Só quando o homem se aproximou é que Han Li reparou que o tal não lhe era inteiramente estranho — que vira o seu rosto várias vezes. Era Ma Rong, o discípulo favorecido daquele Elder Li que ocupava o quinto lugar entre os anciãos da seita, e que viera uma vez com o seu mestre ao Vale das Mãos Espirituais ver Han Li; de modo que os dois estavam, em certa maneira, a meias conhecidos.

"Envenenado? —murmurou Han Li, ainda enquanto se apressava junto ao outro—. De mau agouro o lance!" disse para si por baixo, e ainda assim perguntou os pormenores enquanto caminhavam; pois havia ainda um veneno no seu próprio corpo que não expulsara ainda.

"Assim é. Quando o meu mestre desceu da montanha num recado, se travou em pelea com uma mão mestra da Gangue do Lobo Selvagem, e por descuido recebeu cheio de cheio um dos dardos negros do tipo. Ao pronto não lhe prestou atenção — na verdade, matou o homem ali mesmo. Mas não bem voltou à montanha quando o veneno lhe ardeu dentro, e desmaiou, passado todo despertar."

"Não foram chamados os outros médicos para o ver?"

"Chamados, por suposto. Fosse um envenenamento comum, não teria vindo incomodar o renomado Médico Han. Esses charlatães só sabem que o do meu mestre é um veneno que não se encontra às vezes, e nada mais — não houve um que se atrevesse sequer a escrever uma receita." Aqui o rosto de Ma Rong se cobriu de uma expressão de total desdém, bem visível o seu descontentamento com os outros médicos.

A face de Han Li não se alterou; só deu um "Ah," e se pôs a caminhar junto ao homem, cabisbaixo — mas dentro dele começaram a borbulhar as dúvidas.

A dizer verdade, Han Li não era grande mão em expulsar venenos. Fosse coisa de dano interior ou ferida exterior, tinha, mercê de várias boas drogas, uma medida de segura confiança.
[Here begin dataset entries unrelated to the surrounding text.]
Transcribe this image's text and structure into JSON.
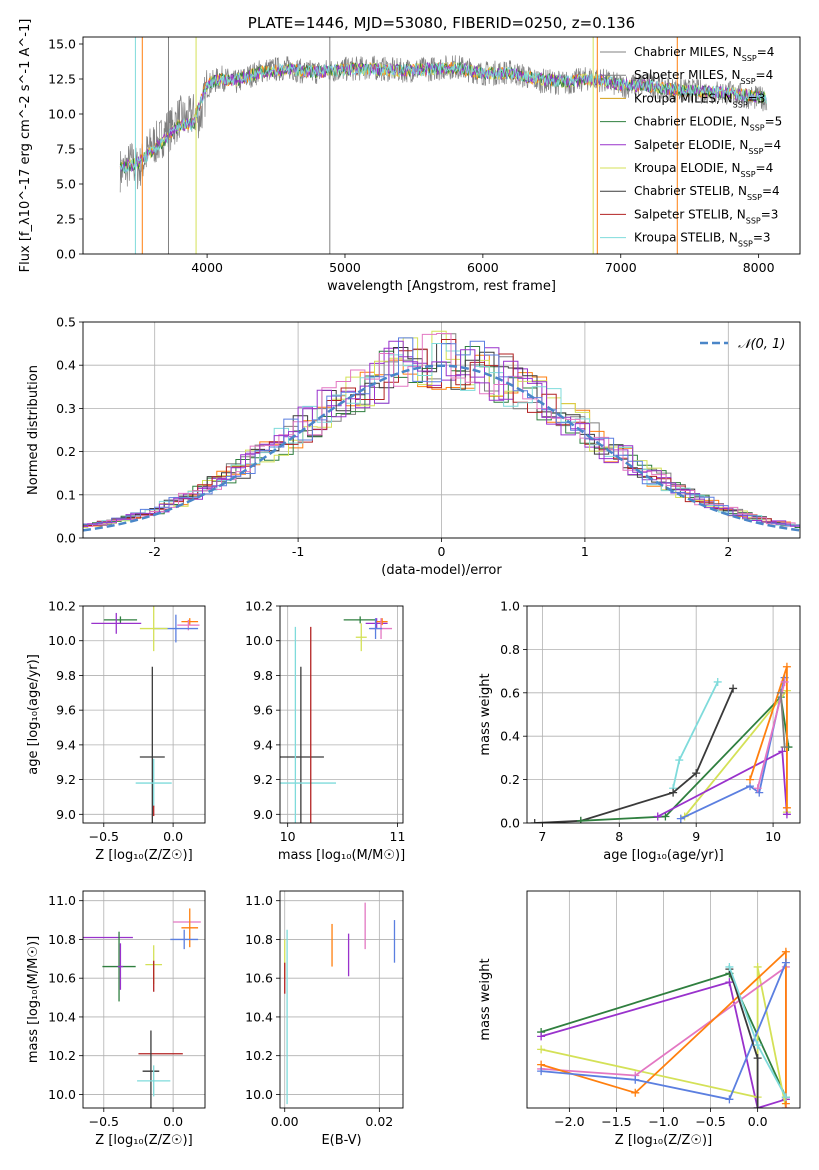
{
  "colors": {
    "Chabrier MILES": "#7f7f7f",
    "Salpeter MILES": "#7f7f7f",
    "Kroupa MILES": "#ff7f0e",
    "Chabrier ELODIE": "#2f7f3f",
    "Salpeter ELODIE": "#9932cc",
    "Kroupa ELODIE": "#d4e157",
    "Chabrier STELIB": "#3a3a3a",
    "Salpeter STELIB": "#b22222",
    "Kroupa STELIB": "#7fdbdb",
    "extra_pink": "#e377c2",
    "extra_blue": "#5b7fe0"
  },
  "chart_data": [
    {
      "id": "spectrum",
      "type": "line",
      "title": "PLATE=1446, MJD=53080, FIBERID=0250, z=0.136",
      "xlabel": "wavelength [Angstrom, rest frame]",
      "ylabel": "Flux [f_λ10^-17 erg cm^-2 s^-1 A^-1]",
      "xlim": [
        3100,
        8300
      ],
      "ylim": [
        0,
        15.5
      ],
      "xticks": [
        4000,
        5000,
        6000,
        7000,
        8000
      ],
      "yticks": [
        0.0,
        2.5,
        5.0,
        7.5,
        10.0,
        12.5,
        15.0
      ],
      "legend_position": "right",
      "legend": [
        {
          "label": "Chabrier MILES, N",
          "sub": "SSP",
          "suffix": "=4"
        },
        {
          "label": "Salpeter MILES, N",
          "sub": "SSP",
          "suffix": "=4"
        },
        {
          "label": "Kroupa MILES, N",
          "sub": "SSP",
          "suffix": "=3"
        },
        {
          "label": "Chabrier ELODIE, N",
          "sub": "SSP",
          "suffix": "=5"
        },
        {
          "label": "Salpeter ELODIE, N",
          "sub": "SSP",
          "suffix": "=4"
        },
        {
          "label": "Kroupa ELODIE, N",
          "sub": "SSP",
          "suffix": "=4"
        },
        {
          "label": "Chabrier STELIB, N",
          "sub": "SSP",
          "suffix": "=4"
        },
        {
          "label": "Salpeter STELIB, N",
          "sub": "SSP",
          "suffix": "=3"
        },
        {
          "label": "Kroupa STELIB, N",
          "sub": "SSP",
          "suffix": "=3"
        }
      ],
      "data_x": [
        3400,
        3450,
        3500,
        3550,
        3600,
        3650,
        3700,
        3750,
        3800,
        3850,
        3900,
        3950,
        4000,
        4100,
        4200,
        4300,
        4400,
        4500,
        4600,
        4700,
        4800,
        4900,
        5000,
        5200,
        5400,
        5600,
        5800,
        6000,
        6200,
        6400,
        6600,
        6800,
        7000,
        7200,
        7400,
        7600,
        7800,
        8000
      ],
      "data_y": [
        6.0,
        6.6,
        6.0,
        6.9,
        7.8,
        8.0,
        8.8,
        9.0,
        9.8,
        9.5,
        10.0,
        9.7,
        12.0,
        12.6,
        12.2,
        12.7,
        13.1,
        13.2,
        13.3,
        13.0,
        13.0,
        13.1,
        13.2,
        13.3,
        13.1,
        13.2,
        13.4,
        12.9,
        13.0,
        12.4,
        12.2,
        12.6,
        12.0,
        12.1,
        11.7,
        11.6,
        11.5,
        11.1
      ],
      "model_x": [
        3400,
        3500,
        3600,
        3700,
        3800,
        3900,
        4000,
        4100,
        4200,
        4400,
        4600,
        4800,
        5000,
        5200,
        5400,
        5600,
        5800,
        6000,
        6200,
        6400,
        6600,
        6800,
        7000,
        7200,
        7400,
        7600,
        7800,
        8000
      ],
      "model_y": [
        6.2,
        6.5,
        7.3,
        8.2,
        9.2,
        9.3,
        12.2,
        12.5,
        12.4,
        13.0,
        13.2,
        13.0,
        13.2,
        13.2,
        13.1,
        13.2,
        13.3,
        12.9,
        12.9,
        12.5,
        12.3,
        12.5,
        12.1,
        12.0,
        11.7,
        11.6,
        11.5,
        11.2
      ]
    },
    {
      "id": "residuals",
      "type": "area",
      "xlabel": "(data-model)/error",
      "ylabel": "Normed distribution",
      "xlim": [
        -2.5,
        2.5
      ],
      "ylim": [
        0,
        0.5
      ],
      "xticks": [
        -2,
        -1,
        0,
        1,
        2
      ],
      "yticks": [
        0.0,
        0.1,
        0.2,
        0.3,
        0.4,
        0.5
      ],
      "legend_position": "top-right",
      "legend": [
        {
          "label": "𝒩(0, 1)"
        }
      ],
      "gaussian": {
        "mu": 0,
        "sigma": 1
      }
    },
    {
      "id": "age_vs_Z",
      "type": "scatter",
      "xlabel": "Z [log₁₀(Z/Z☉)]",
      "ylabel": "age  [log₁₀(age/yr)]",
      "xlim": [
        -0.65,
        0.23
      ],
      "ylim": [
        8.95,
        10.2
      ],
      "xticks": [
        -0.5,
        0.0
      ],
      "yticks": [
        9.0,
        9.2,
        9.4,
        9.6,
        9.8,
        10.0,
        10.2
      ],
      "points": [
        {
          "x": -0.38,
          "y": 10.12,
          "xerr": 0.12,
          "yerr": 0.02,
          "c": "#2f7f3f"
        },
        {
          "x": -0.41,
          "y": 10.1,
          "xerr": 0.18,
          "yerr": 0.06,
          "c": "#9932cc"
        },
        {
          "x": 0.12,
          "y": 10.11,
          "xerr": 0.06,
          "yerr": 0.02,
          "c": "#ff7f0e"
        },
        {
          "x": 0.11,
          "y": 10.09,
          "xerr": 0.08,
          "yerr": 0.03,
          "c": "#e377c2"
        },
        {
          "x": 0.02,
          "y": 10.07,
          "xerr": 0.16,
          "yerr": 0.08,
          "c": "#5b7fe0"
        },
        {
          "x": -0.14,
          "y": 10.07,
          "xerr": 0.1,
          "yerr": 0.13,
          "c": "#d4e157"
        },
        {
          "x": -0.15,
          "y": 9.33,
          "xerr": 0.09,
          "yerr": 0.52,
          "c": "#3a3a3a"
        },
        {
          "x": -0.14,
          "y": 9.18,
          "xerr": 0.13,
          "yerr": 0.14,
          "c": "#7fdbdb"
        },
        {
          "x": -0.14,
          "y": 9.02,
          "xerr": 0.0,
          "yerr": 0.03,
          "c": "#b22222"
        }
      ]
    },
    {
      "id": "age_vs_mass",
      "type": "scatter",
      "xlabel": "mass [log₁₀(M/M☉)]",
      "ylabel": "",
      "xlim": [
        9.93,
        11.05
      ],
      "ylim": [
        8.95,
        10.2
      ],
      "xticks": [
        10,
        11
      ],
      "yticks": [
        9.0,
        9.2,
        9.4,
        9.6,
        9.8,
        10.0,
        10.2
      ],
      "points": [
        {
          "x": 10.66,
          "y": 10.12,
          "xerr": 0.15,
          "yerr": 0.02,
          "c": "#2f7f3f"
        },
        {
          "x": 10.81,
          "y": 10.1,
          "xerr": 0.1,
          "yerr": 0.03,
          "c": "#9932cc"
        },
        {
          "x": 10.86,
          "y": 10.11,
          "xerr": 0.05,
          "yerr": 0.02,
          "c": "#ff7f0e"
        },
        {
          "x": 10.85,
          "y": 10.07,
          "xerr": 0.1,
          "yerr": 0.06,
          "c": "#e377c2"
        },
        {
          "x": 10.8,
          "y": 10.07,
          "xerr": 0.06,
          "yerr": 0.06,
          "c": "#5b7fe0"
        },
        {
          "x": 10.67,
          "y": 10.02,
          "xerr": 0.05,
          "yerr": 0.08,
          "c": "#d4e157"
        },
        {
          "x": 10.12,
          "y": 9.33,
          "xerr": 0.21,
          "yerr": 0.52,
          "c": "#3a3a3a"
        },
        {
          "x": 10.07,
          "y": 9.18,
          "xerr": 0.37,
          "yerr": 0.9,
          "c": "#7fdbdb"
        },
        {
          "x": 10.21,
          "y": 9.18,
          "xerr": 0.0,
          "yerr": 0.9,
          "c": "#b22222"
        }
      ]
    },
    {
      "id": "mw_vs_age",
      "type": "line",
      "xlabel": "age  [log₁₀(age/yr)]",
      "ylabel": "mass weight",
      "xlim": [
        6.8,
        10.35
      ],
      "ylim": [
        0,
        1.0
      ],
      "xticks": [
        7,
        8,
        9,
        10
      ],
      "yticks": [
        0.0,
        0.2,
        0.4,
        0.6,
        0.8,
        1.0
      ],
      "series": [
        {
          "c": "#7fdbdb",
          "x": [
            8.7,
            8.78,
            9.28
          ],
          "y": [
            0.16,
            0.29,
            0.65
          ]
        },
        {
          "c": "#3a3a3a",
          "x": [
            6.9,
            7.5,
            8.7,
            9.0,
            9.48
          ],
          "y": [
            0.0,
            0.01,
            0.14,
            0.23,
            0.62
          ]
        },
        {
          "c": "#2f7f3f",
          "x": [
            7.5,
            8.6,
            10.1,
            10.2
          ],
          "y": [
            0.01,
            0.03,
            0.58,
            0.35
          ]
        },
        {
          "c": "#d4e157",
          "x": [
            8.85,
            10.18,
            10.18
          ],
          "y": [
            0.03,
            0.61,
            0.05
          ]
        },
        {
          "c": "#5b7fe0",
          "x": [
            8.8,
            9.7,
            9.82,
            10.15
          ],
          "y": [
            0.02,
            0.17,
            0.14,
            0.67
          ]
        },
        {
          "c": "#9932cc",
          "x": [
            8.5,
            10.12,
            10.18
          ],
          "y": [
            0.03,
            0.33,
            0.04
          ]
        },
        {
          "c": "#ff7f0e",
          "x": [
            9.7,
            10.18,
            10.18
          ],
          "y": [
            0.2,
            0.72,
            0.07
          ]
        },
        {
          "c": "#e377c2",
          "x": [
            9.8,
            10.15
          ],
          "y": [
            0.16,
            0.65
          ]
        },
        {
          "c": "#7f7f7f",
          "x": [
            10.1,
            10.15
          ],
          "y": [
            0.6,
            0.35
          ]
        }
      ]
    },
    {
      "id": "mass_vs_Z",
      "type": "scatter",
      "xlabel": "Z [log₁₀(Z/Z☉)]",
      "ylabel": "mass [log₁₀(M/M☉)]",
      "xlim": [
        -0.65,
        0.23
      ],
      "ylim": [
        9.93,
        11.05
      ],
      "xticks": [
        -0.5,
        0.0
      ],
      "yticks": [
        10.0,
        10.2,
        10.4,
        10.6,
        10.8,
        11.0
      ],
      "points": [
        {
          "x": -0.47,
          "y": 10.81,
          "xerr": 0.18,
          "yerr": 0.0,
          "c": "#9932cc"
        },
        {
          "x": -0.39,
          "y": 10.66,
          "xerr": 0.12,
          "yerr": 0.18,
          "c": "#2f7f3f"
        },
        {
          "x": -0.38,
          "y": 10.66,
          "xerr": 0.02,
          "yerr": 0.12,
          "c": "#9932cc"
        },
        {
          "x": 0.1,
          "y": 10.89,
          "xerr": 0.1,
          "yerr": 0.0,
          "c": "#e377c2"
        },
        {
          "x": 0.12,
          "y": 10.86,
          "xerr": 0.06,
          "yerr": 0.1,
          "c": "#ff7f0e"
        },
        {
          "x": 0.08,
          "y": 10.8,
          "xerr": 0.1,
          "yerr": 0.05,
          "c": "#5b7fe0"
        },
        {
          "x": -0.14,
          "y": 10.67,
          "xerr": 0.06,
          "yerr": 0.1,
          "c": "#d4e157"
        },
        {
          "x": -0.14,
          "y": 10.61,
          "xerr": 0.0,
          "yerr": 0.08,
          "c": "#b22222"
        },
        {
          "x": -0.09,
          "y": 10.21,
          "xerr": 0.16,
          "yerr": 0.0,
          "c": "#b22222"
        },
        {
          "x": -0.16,
          "y": 10.12,
          "xerr": 0.06,
          "yerr": 0.21,
          "c": "#3a3a3a"
        },
        {
          "x": -0.14,
          "y": 10.07,
          "xerr": 0.12,
          "yerr": 0.08,
          "c": "#7fdbdb"
        }
      ]
    },
    {
      "id": "mass_vs_ebv",
      "type": "scatter",
      "xlabel": "E(B-V)",
      "ylabel": "",
      "xlim": [
        -0.001,
        0.025
      ],
      "ylim": [
        9.93,
        11.05
      ],
      "xticks": [
        0.0,
        0.02
      ],
      "yticks": [
        10.0,
        10.2,
        10.4,
        10.6,
        10.8,
        11.0
      ],
      "points": [
        {
          "x": 0.0005,
          "y": 10.4,
          "xerr": 0.0,
          "yerr": 0.45,
          "c": "#7fdbdb"
        },
        {
          "x": 0.0,
          "y": 10.7,
          "xerr": 0.0,
          "yerr": 0.1,
          "c": "#d4e157"
        },
        {
          "x": 0.0,
          "y": 10.6,
          "xerr": 0.0,
          "yerr": 0.08,
          "c": "#b22222"
        },
        {
          "x": 0.01,
          "y": 10.77,
          "xerr": 0.0,
          "yerr": 0.11,
          "c": "#ff7f0e"
        },
        {
          "x": 0.0135,
          "y": 10.72,
          "xerr": 0.0,
          "yerr": 0.11,
          "c": "#9932cc"
        },
        {
          "x": 0.017,
          "y": 10.87,
          "xerr": 0.0,
          "yerr": 0.12,
          "c": "#e377c2"
        },
        {
          "x": 0.0232,
          "y": 10.79,
          "xerr": 0.0,
          "yerr": 0.11,
          "c": "#5b7fe0"
        }
      ]
    },
    {
      "id": "mw_vs_Z",
      "type": "line",
      "xlabel": "Z [log₁₀(Z/Z☉)]",
      "ylabel": "mass weight",
      "xlim": [
        -2.45,
        0.45
      ],
      "ylim": [
        0,
        1.0
      ],
      "xticks": [
        -2.0,
        -1.5,
        -1.0,
        -0.5,
        0.0
      ],
      "series": [
        {
          "c": "#2f7f3f",
          "x": [
            -2.3,
            -0.3,
            0.3
          ],
          "y": [
            0.35,
            0.62,
            0.05
          ]
        },
        {
          "c": "#9932cc",
          "x": [
            -2.3,
            -0.3,
            0.0,
            0.3
          ],
          "y": [
            0.33,
            0.58,
            0.0,
            0.04
          ]
        },
        {
          "c": "#d4e157",
          "x": [
            -2.3,
            0.0,
            0.0,
            0.3
          ],
          "y": [
            0.27,
            0.05,
            0.65,
            0.0
          ]
        },
        {
          "c": "#e377c2",
          "x": [
            -2.3,
            -1.3,
            0.3,
            0.3
          ],
          "y": [
            0.18,
            0.15,
            0.65,
            0.0
          ]
        },
        {
          "c": "#ff7f0e",
          "x": [
            -2.3,
            -1.3,
            0.3,
            0.3
          ],
          "y": [
            0.2,
            0.07,
            0.72,
            0.02
          ]
        },
        {
          "c": "#5b7fe0",
          "x": [
            -2.3,
            -1.3,
            -0.3,
            0.3
          ],
          "y": [
            0.17,
            0.13,
            0.04,
            0.67
          ]
        },
        {
          "c": "#3a3a3a",
          "x": [
            -0.3,
            0.0,
            0.0
          ],
          "y": [
            0.64,
            0.23,
            0.0
          ]
        },
        {
          "c": "#7fdbdb",
          "x": [
            -0.3,
            0.0,
            0.3
          ],
          "y": [
            0.65,
            0.29,
            0.05
          ]
        }
      ]
    }
  ]
}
Mas se lhe punham a dissipar algum raro e potente veneno, o seu coração não achava estribo firme.

Pois ainda que possuísse uma droga soberana contra todos os venenos, o "Pó do Espírito Claro," contudo as coisas venenosas sob o céu eram passadas de contar; e como havia de saber se o Pó do Espírito Claro era a mesmíssima cura, ou se poderia expulsar este veneno? Por sobremaneira, os outros médicos da montanha não eram uns inúteis ociosos; para tais males quotidianos do jianghu como curar feridas e expulsar venenos tinham as suas próprias artes — de outro modo teriam sido expulsos havia tempo da montanha pelos grandes homens da seita, que amavam demasiado as suas vidas para manter uma banda de tetos ociosos.
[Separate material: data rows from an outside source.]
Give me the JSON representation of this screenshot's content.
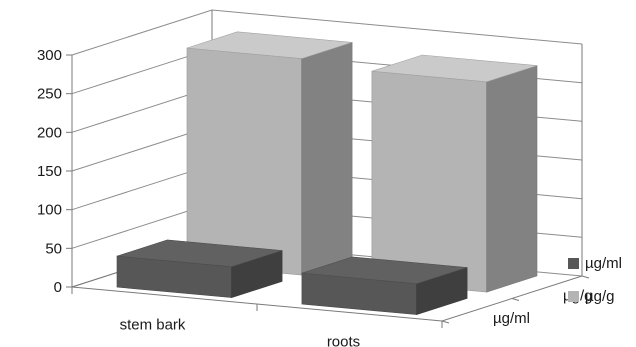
{
  "chart_data": {
    "type": "bar",
    "three_d": true,
    "categories": [
      "stem bark",
      "roots"
    ],
    "series": [
      {
        "name": "µg/ml",
        "values": [
          40,
          40
        ],
        "color": "#575757"
      },
      {
        "name": "µg/g",
        "values": [
          280,
          272
        ],
        "color": "#b4b4b4"
      }
    ],
    "depth_labels": [
      "µg/ml",
      "µg/g"
    ],
    "y_ticks": [
      "0",
      "50",
      "100",
      "150",
      "200",
      "250",
      "300"
    ],
    "ylim": [
      0,
      300
    ],
    "grid": true,
    "legend": "right"
  }
}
E agora não tinham ousado sequer escrever uma receita — o que dizia com clareza que este veneno era verdadeiramente duro de manejar, coisa não comum. Não podia senão observar que golpe exigia o caso, e assim mudar e fazer-lhe frente como viesse. Ainda que não lograsse salvar o homem, o seu bom nome não se arruinaria; pois nenhum médico, por renomado que seja, pode curar de verdade todo achaque e não conhecer doença alguma para além da sua arte; e a sua posição dentro da seita não receberia grande detrimento.

Ainda enquanto Han Li dava voltas ao assunto na sua mente, Ma Rong — quase meio carregando-o, e puxando com força da sua manga enquanto trotava — o apressava para a morada do Elder Li.

Vendo esta febril pressa sua, Han Li soube logo que o amor entre mestre e discípulo corria fundo certamente.

Uma sombra de melancolia se apoderou de Han Li, pois pensou nos seus próprios tratos com o Doutor Mo, que era o seu mestre de nome e ainda assim o seu adversário em verdade. Se o seu amor fosse tão harmonioso como o de Ma Rong e do seu mestre, que linda coisa teria sido!

Nos mais fundos alicerces do seu coração, Han Li sempre guardara uma medida de respeito pelo Doutor Mo; pois a sua não pequena destreza na medicina, e a Arte da Juventude Eterna, lhe vieram ambos da mão daquele homem.

Mas a fortuna joga perversas partidas com os homens, e o céu decretara que os dois não pudessem habitar juntos num mesmo mundo; assim sucedeu que travaram pelea aberta, e o Doutor Mo, por desventura, achou a morte à própria mão de Han Li.

Ainda enquanto Han Li suspirava neste melancólico transe, Ma Rong já o guiara até à morada do Elder Li.